The open-source ledger behind bitcoin is touted as revolutionary for everything from banking to health, but the jury is still out
The speculation around cryptocurrencies has obscured the fact that blockchain, the decentralised, open-source ledger that drives bitcoin, could radically change how ownership is verified.
While the value of the main cryptocurrencies fluctuates, “blockchain” remains a lucrative buzzword that companies have found is a magnet for funding. But cutting through the hype, could blockchain technology really revolutionise the way anything from banking to education is run?
The blockchain allows people to create digital property independently of third parties and belief-based methods of recording ownership. Time-stamped data entries are append-only and always accessible, partly because the database is stored across a network of computers rather than a central server.
“Blockchain has the potential to replace mediators who are present today in multiple industries to provide transparency and accountability, such as banks for financial transactions, universities for verifying academic certificates or music companies to reward music creators,” says Dr David Galindo, a senior lecturer at the University of Birmingham and a cryptography expert.
Calls that industries are about to experience a transformation equal to the leap between analogue and digital may be an overstatement.
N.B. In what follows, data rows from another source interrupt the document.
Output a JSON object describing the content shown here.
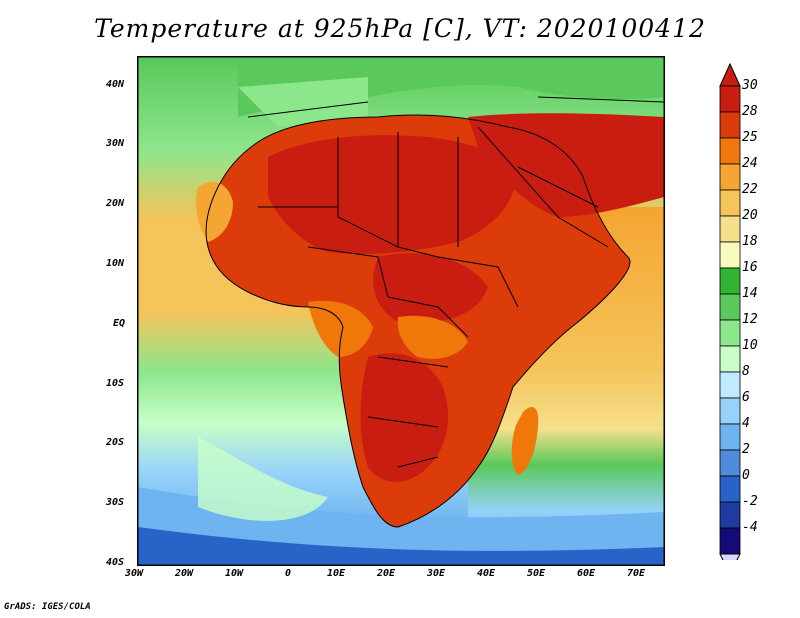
{
  "title": "Temperature at 925hPa [C], VT: 2020100412",
  "credit": "GrADS: IGES/COLA",
  "map": {
    "region": "Africa / Arabian Peninsula",
    "variable": "Temperature at 925hPa",
    "units": "C",
    "lon_range": [
      -30,
      75
    ],
    "lat_range": [
      -40,
      45
    ],
    "lat_labels": [
      "40N",
      "30N",
      "20N",
      "10N",
      "EQ",
      "10S",
      "20S",
      "30S",
      "40S"
    ],
    "lon_labels": [
      "30W",
      "20W",
      "10W",
      "0",
      "10E",
      "20E",
      "30E",
      "40E",
      "50E",
      "60E",
      "70E"
    ]
  },
  "colorbar": {
    "labels": [
      "30",
      "28",
      "25",
      "24",
      "22",
      "20",
      "18",
      "16",
      "14",
      "12",
      "10",
      "8",
      "6",
      "4",
      "2",
      "0",
      "-2",
      "-4"
    ],
    "colors": [
      "#c81d10",
      "#dc3c0a",
      "#f0780a",
      "#f5a531",
      "#f5c45a",
      "#f5e08c",
      "#fafabe",
      "#32b432",
      "#5ac85a",
      "#8ce68c",
      "#c8ffc8",
      "#beebff",
      "#96d2fa",
      "#6eb4f0",
      "#508cdc",
      "#2864c8",
      "#1e3ca0",
      "#140a78"
    ]
  }
}
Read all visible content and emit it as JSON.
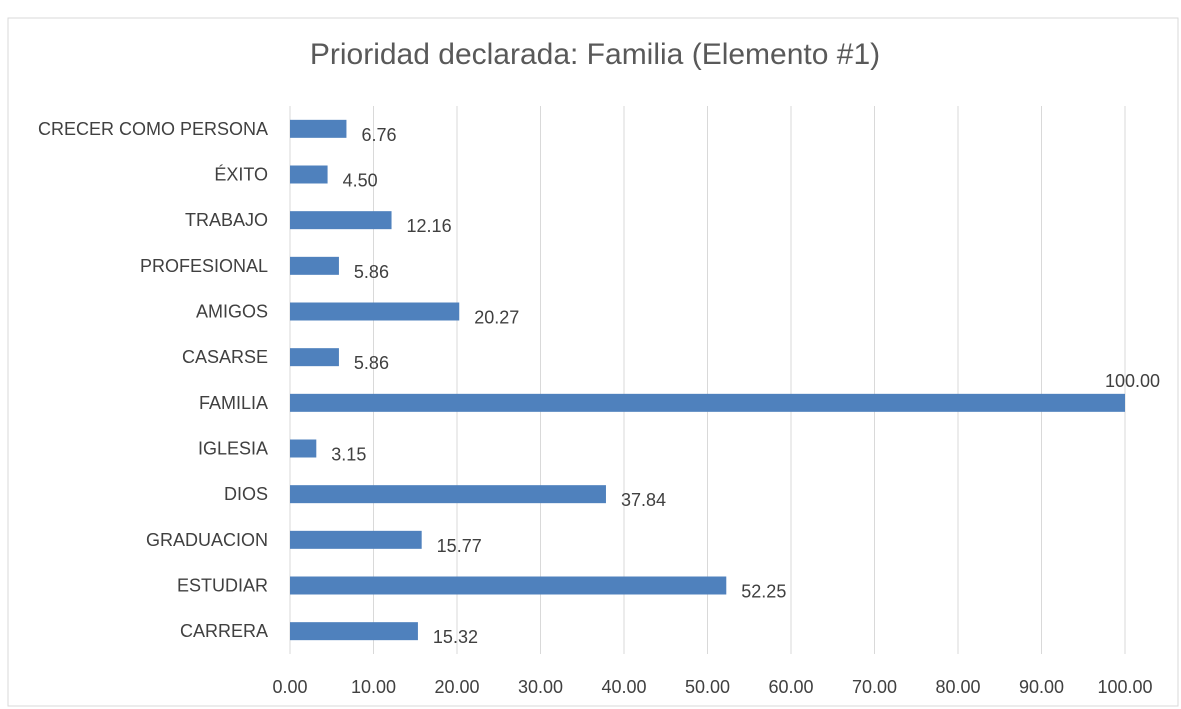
{
  "chart_data": {
    "type": "barh",
    "title": "Prioridad declarada: Familia (Elemento #1)",
    "categories": [
      "CRECER COMO PERSONA",
      "ÉXITO",
      "TRABAJO",
      "PROFESIONAL",
      "AMIGOS",
      "CASARSE",
      "FAMILIA",
      "IGLESIA",
      "DIOS",
      "GRADUACION",
      "ESTUDIAR",
      "CARRERA"
    ],
    "values": [
      6.76,
      4.5,
      12.16,
      5.86,
      20.27,
      5.86,
      100,
      3.15,
      37.84,
      15.77,
      52.25,
      15.32
    ],
    "value_labels": [
      "6.76",
      "4.50",
      "12.16",
      "5.86",
      "20.27",
      "5.86",
      "100.00",
      "3.15",
      "37.84",
      "15.77",
      "52.25",
      "15.32"
    ],
    "color": "#4f81bd",
    "xlim": [
      0,
      100
    ],
    "xticks": [
      {
        "value": 0,
        "label": "0.00"
      },
      {
        "value": 10,
        "label": "10.00"
      },
      {
        "value": 20,
        "label": "20.00"
      },
      {
        "value": 30,
        "label": "30.00"
      },
      {
        "value": 40,
        "label": "40.00"
      },
      {
        "value": 50,
        "label": "50.00"
      },
      {
        "value": 60,
        "label": "60.00"
      },
      {
        "value": 70,
        "label": "70.00"
      },
      {
        "value": 80,
        "label": "80.00"
      },
      {
        "value": 90,
        "label": "90.00"
      },
      {
        "value": 100,
        "label": "100.00"
      }
    ],
    "grid": true
  }
}
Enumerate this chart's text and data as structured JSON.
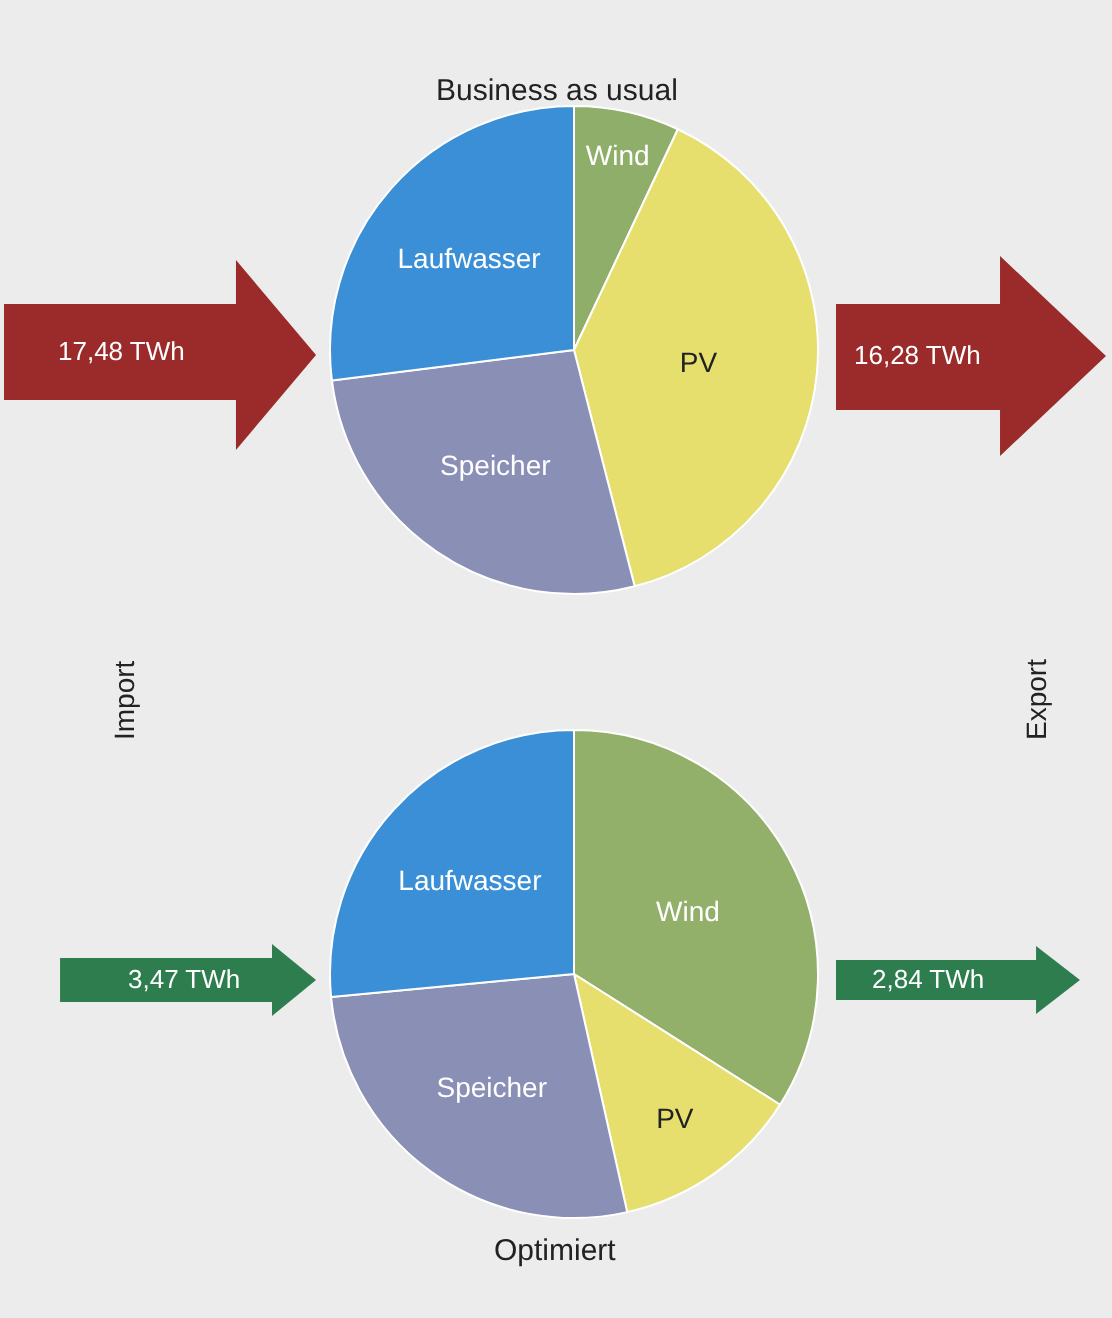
{
  "chart_data": [
    {
      "type": "pie",
      "title": "Business as usual",
      "categories": [
        "Wind",
        "PV",
        "Speicher",
        "Laufwasser"
      ],
      "values": [
        7,
        39,
        27,
        27
      ],
      "colors": [
        "#8fae6a",
        "#e6df6e",
        "#8a8fb5",
        "#3b8fd6"
      ],
      "annotations": [
        "17,48 TWh",
        "16,28 TWh",
        "Import",
        "Export"
      ]
    },
    {
      "type": "pie",
      "title": "Optimiert",
      "categories": [
        "Wind",
        "PV",
        "Speicher",
        "Laufwasser"
      ],
      "values": [
        34,
        12.5,
        27,
        26.5
      ],
      "colors": [
        "#93b06a",
        "#e6df6e",
        "#8a8fb5",
        "#3b8fd6"
      ],
      "annotations": [
        "3,47 TWh",
        "2,84 TWh"
      ]
    }
  ]
}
More sober predictions put its future impact as potentially comparable with the rise of internet-based platforms as business models.
“It could transform industries whose main purpose is mediating in asset transactions in a similar way that Amazon, Uber and Airbnb have changed retail, transport or accommodation,” says Galindo.
OpenBazaar, a blockchain-based, decentralised online marketplace that has been active in its current 2.0 iteration since November 2017, is one such example. It is free to use, unlike eBay, Amazon and others, because trading is done peer-to-peer without an intermediary that demands a percentage from each transaction. Its model could, theoretically, be extended to any common market.
There is, however, no academic consensus on whether the nascent technology will actually change much.
“I don’t think there are any “real-world” applications that can only be achieved by using blockchains, at least if one is willing to trust in traditional institutions,” says Sarah Meiklejohn, an associate professor in cryptography at University College London who’s been researching blockchains for six years.
“For most people in the developed world, these are not problems that need to be solved. If I want to send money, I use my bank account; if I want to prove my identity, I use my passport.”
“The best arguments I’ve heard for these technologies are thus either in the developing world, in which access to these institutions is not as easy (or they don’t exist at all), or in more speculative applications where all the stakeholders really are mutually distrusting.”
The blockchain can be used to provide services traditionally monopolised by banks, such as electronic funds transfers, through smartphones and bypass bureaucracy in the disbursement of aid to refugees.
Nonetheless, the lack of a killer application is a reason to be sceptical.
“There are also issues around things like scalability and governance that need to be resolved before these technologies can achieve their full potential. Ultimately, we’ll just have to see what happens,” adds Meiklejohn, acknowledging that such arguments were made in 2014 amid cries of “bitcoin is dead” when the currency plummeted, three years before it reached almost $20,000 a coin.
Some suggest the technology could be best suited for organisations that wish to be as accountable as possible or open up what was previously locked away in databases.
A variety of small charities such as Ourmala, an organisation providing yoga classes for refugees, have adopted a blockchain-based platform through Giftcoin, which tracks each donation’s journey and alerts donors to how their money was spent.